While I can't give you any real answers to your HijackThis log, I've got to say that eXeem(et al) is a waste of time.

What I mean is, while they are bittorrent clients you aren't very anonymous. Relatively speaking that is.

As I understand it so far, eXeem is not fully decentralized which to me sounds like it's set up with the ability to monitor traffic(and possibly other things to).
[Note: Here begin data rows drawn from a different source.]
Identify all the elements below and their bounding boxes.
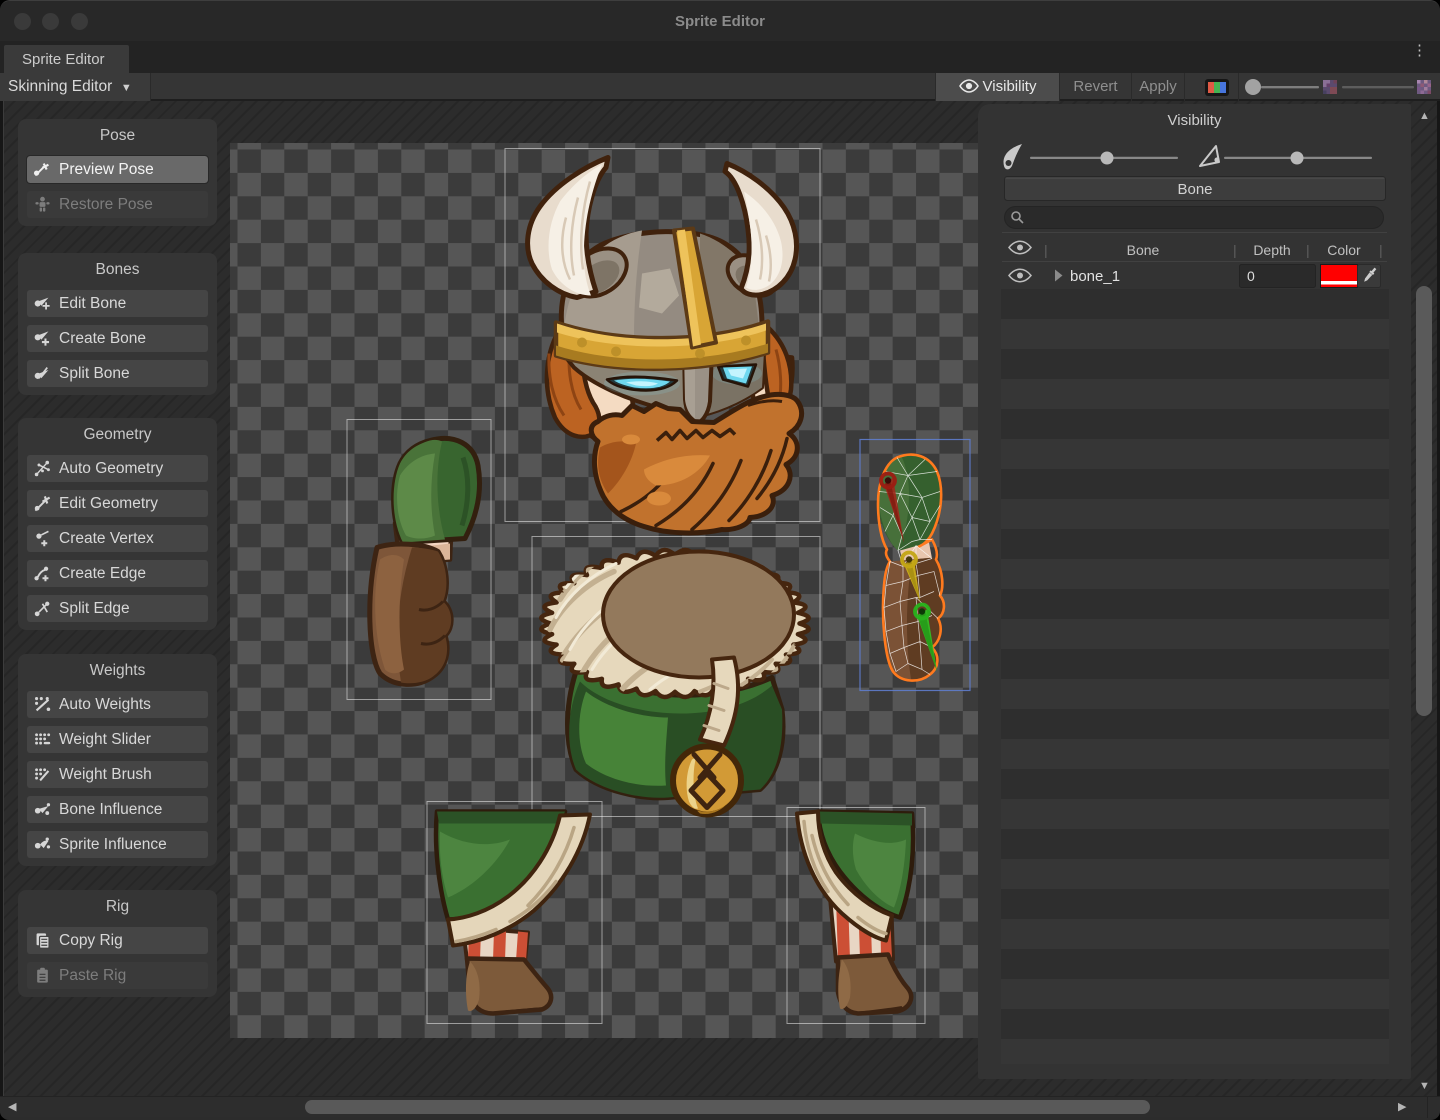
svg-text:bone_1: bone_1 (1070, 268, 1120, 285)
svg-text:Depth: Depth (1253, 242, 1290, 258)
svg-text:|: | (1233, 242, 1237, 258)
svg-text:|: | (1044, 242, 1048, 258)
svg-text:Bone: Bone (1127, 242, 1160, 258)
svg-text:Bone: Bone (1177, 181, 1212, 198)
svg-text:0: 0 (1247, 268, 1255, 284)
svg-text:Color: Color (1327, 242, 1361, 258)
svg-text:|: | (1306, 242, 1310, 258)
svg-text:|: | (1379, 242, 1383, 258)
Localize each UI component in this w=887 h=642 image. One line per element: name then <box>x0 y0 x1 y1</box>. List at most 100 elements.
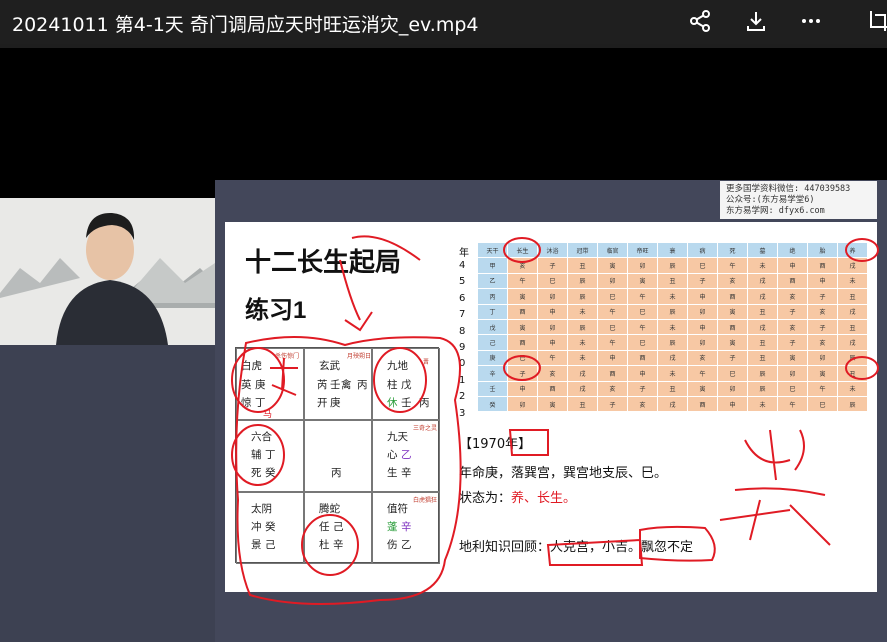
table-cell: 辰 <box>837 349 868 367</box>
more-icon[interactable] <box>796 6 826 36</box>
year-digit: 5 <box>459 276 466 288</box>
table-header-cell: 病 <box>687 241 718 259</box>
table-row: 壬申酉戌亥子丑寅卯辰巳午未 <box>477 380 868 397</box>
year-digit: 1 <box>459 374 466 386</box>
table-cell: 丑 <box>567 257 598 274</box>
table-cell: 子 <box>777 334 808 351</box>
twelve-stages-table: 天干 长生 沐浴 冠带 临官 帝旺衰病死墓绝胎养甲亥子丑寅卯辰巳午未申酉戌乙午巳辰卯寅丑子… <box>477 241 868 413</box>
table-cell: 子 <box>597 395 628 413</box>
table-cell: 亥 <box>777 318 808 336</box>
year-digit: 3 <box>459 407 466 419</box>
review-label: 地利知识回顾： <box>459 540 551 555</box>
table-cell: 未 <box>747 395 778 413</box>
table-cell: 卯 <box>597 272 628 290</box>
table-cell: 巳 <box>627 303 658 320</box>
table-cell: 辰 <box>657 334 688 351</box>
review-value: 人克宫，小吉。飘忽不定 <box>550 540 694 555</box>
table-cell: 亥 <box>687 349 718 367</box>
table-cell: 卯 <box>537 318 568 336</box>
table-cell: 酉 <box>507 334 538 351</box>
share-icon[interactable] <box>685 6 715 36</box>
table-cell: 午 <box>627 318 658 336</box>
table-cell: 丑 <box>837 288 868 305</box>
download-icon[interactable] <box>741 6 771 36</box>
table-cell: 酉 <box>537 380 568 397</box>
palace-star: 柱 <box>387 379 398 391</box>
table-cell: 午 <box>777 395 808 413</box>
palace-stem: 丙 <box>357 379 368 391</box>
palace-door: 景 <box>251 539 262 551</box>
table-cell: 丑 <box>837 318 868 336</box>
table-row: 丁酉申未午巳辰卯寅丑子亥戌 <box>477 303 868 320</box>
table-cell: 酉 <box>777 272 808 290</box>
table-cell: 乙 <box>477 272 508 290</box>
table-cell: 午 <box>507 272 538 290</box>
table-cell: 卯 <box>687 334 718 351</box>
table-cell: 卯 <box>807 349 838 367</box>
palace-door: 生 <box>387 467 398 479</box>
palace-deity: 腾蛇 <box>319 503 340 515</box>
window-title: 20241011 第4-1天 奇门调局应天时旺运消灾_ev.mp4 <box>12 14 479 36</box>
table-cell: 亥 <box>627 395 658 413</box>
table-header-cell: 天干 <box>477 241 508 259</box>
crop-icon[interactable] <box>866 6 887 36</box>
palace-stem: 壬 <box>330 379 341 391</box>
palace-stem: 庚 <box>255 379 266 391</box>
palace-note: 白虎猖狂 <box>413 497 438 504</box>
presentation-slide: 十二长生起局 练习1 白虎 杀伤惊门 英 庚 惊 丁 马 玄武 月殃朔日 芮 壬… <box>225 222 877 592</box>
table-cell: 寅 <box>597 257 628 274</box>
palace-stem: 乙 <box>401 539 412 551</box>
watermark-line: 更多国学资料微信: 447039583 <box>726 184 851 194</box>
table-cell: 戌 <box>567 380 598 397</box>
table-cell: 丑 <box>747 303 778 320</box>
table-cell: 巳 <box>627 334 658 351</box>
table-cell: 丑 <box>657 272 688 290</box>
table-cell: 未 <box>657 318 688 336</box>
table-cell: 巳 <box>537 272 568 290</box>
table-row: 己酉申未午巳辰卯寅丑子亥戌 <box>477 334 868 351</box>
table-cell: 申 <box>597 349 628 367</box>
table-cell: 寅 <box>507 318 538 336</box>
table-cell: 寅 <box>717 303 748 320</box>
slide-subheading: 练习1 <box>245 297 307 324</box>
palace-cell: 白虎 杀伤惊门 英 庚 惊 丁 马 <box>236 348 304 420</box>
table-cell: 未 <box>567 303 598 320</box>
palace-deity: 玄武 <box>319 360 340 372</box>
table-cell: 寅 <box>537 395 568 413</box>
table-cell: 卯 <box>537 288 568 305</box>
table-cell: 癸 <box>477 395 508 413</box>
palace-stem: 丙 <box>419 397 430 409</box>
table-row: 庚巳午未申酉戌亥子丑寅卯辰 <box>477 349 868 367</box>
palace-deity: 白虎 <box>241 360 262 372</box>
table-cell: 巳 <box>717 365 748 382</box>
table-cell: 未 <box>747 257 778 274</box>
table-cell: 戌 <box>747 288 778 305</box>
slide-heading: 十二长生起局 <box>245 247 402 277</box>
table-cell: 辛 <box>477 365 508 382</box>
table-cell: 卯 <box>687 303 718 320</box>
palace-cell: 玄武 月殃朔日 芮 壬 禽 丙 开 庚 <box>304 348 372 420</box>
palace-deity: 九天 <box>387 431 408 443</box>
table-cell: 戌 <box>567 365 598 382</box>
palace-note: 杀伤惊门 <box>275 353 300 360</box>
table-cell: 亥 <box>537 365 568 382</box>
table-cell: 酉 <box>597 365 628 382</box>
table-cell: 午 <box>537 349 568 367</box>
table-cell: 戌 <box>837 303 868 320</box>
table-cell: 未 <box>567 334 598 351</box>
table-cell: 申 <box>537 334 568 351</box>
table-header-cell: 帝旺 <box>627 241 658 259</box>
table-cell: 申 <box>687 318 718 336</box>
table-cell: 申 <box>627 365 658 382</box>
table-cell: 丑 <box>747 334 778 351</box>
status-value: 养、长生。 <box>511 491 577 506</box>
analysis-line-1: 年命庚，落巽宫，巽宫地支辰、巳。 <box>459 466 668 481</box>
table-cell: 亥 <box>807 334 838 351</box>
table-cell: 寅 <box>777 349 808 367</box>
table-cell: 丑 <box>567 395 598 413</box>
table-cell: 未 <box>567 349 598 367</box>
table-cell: 辰 <box>657 303 688 320</box>
table-header-cell: 养 <box>837 241 868 259</box>
table-row: 戊寅卯辰巳午未申酉戌亥子丑 <box>477 318 868 336</box>
table-cell: 子 <box>777 303 808 320</box>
That's the inherent asset of the bittorrent method of P2P file sharing.
No centralized servers.

Anyways, sorry if I can't answer your question but the facts about eXeem that
I've read about kinda keeps me from even trying it. I'm happy using The ABC bittorrent client and IRC when needed.

good luck.

[Peerzy]

I was just testing eXeem.


@IKE - Ad Aware crashes and my whole pc freezes (meaning i have to reboot) when i gets to the Bargin.exe file.

[peat moss]

There's some info on Symantecs site .

http://securityresponse.symantec.com...gainbuddy.html

[{I}{K}{E}]

I was just testing eXeem.


@IKE - Ad Aware crashes and my whole pc freezes (meaning i have to reboot) when i gets to the Bargin.exe file.

is that file still running in the background? what if you disable it?

[peat moss]

is that file still running in the background? what if you disable it?

Can you unistall in add/remove ? Or disable it thru windows task manager? Then run adaware .

[muchspl2]

https://filesharingtalk.com/vb3/t89552-.html

[peat moss]

https://filesharingtalk.com/vb3/t89552-.html

You had to get that in . Shows even us senior members, don't read the guides . A very good one at that.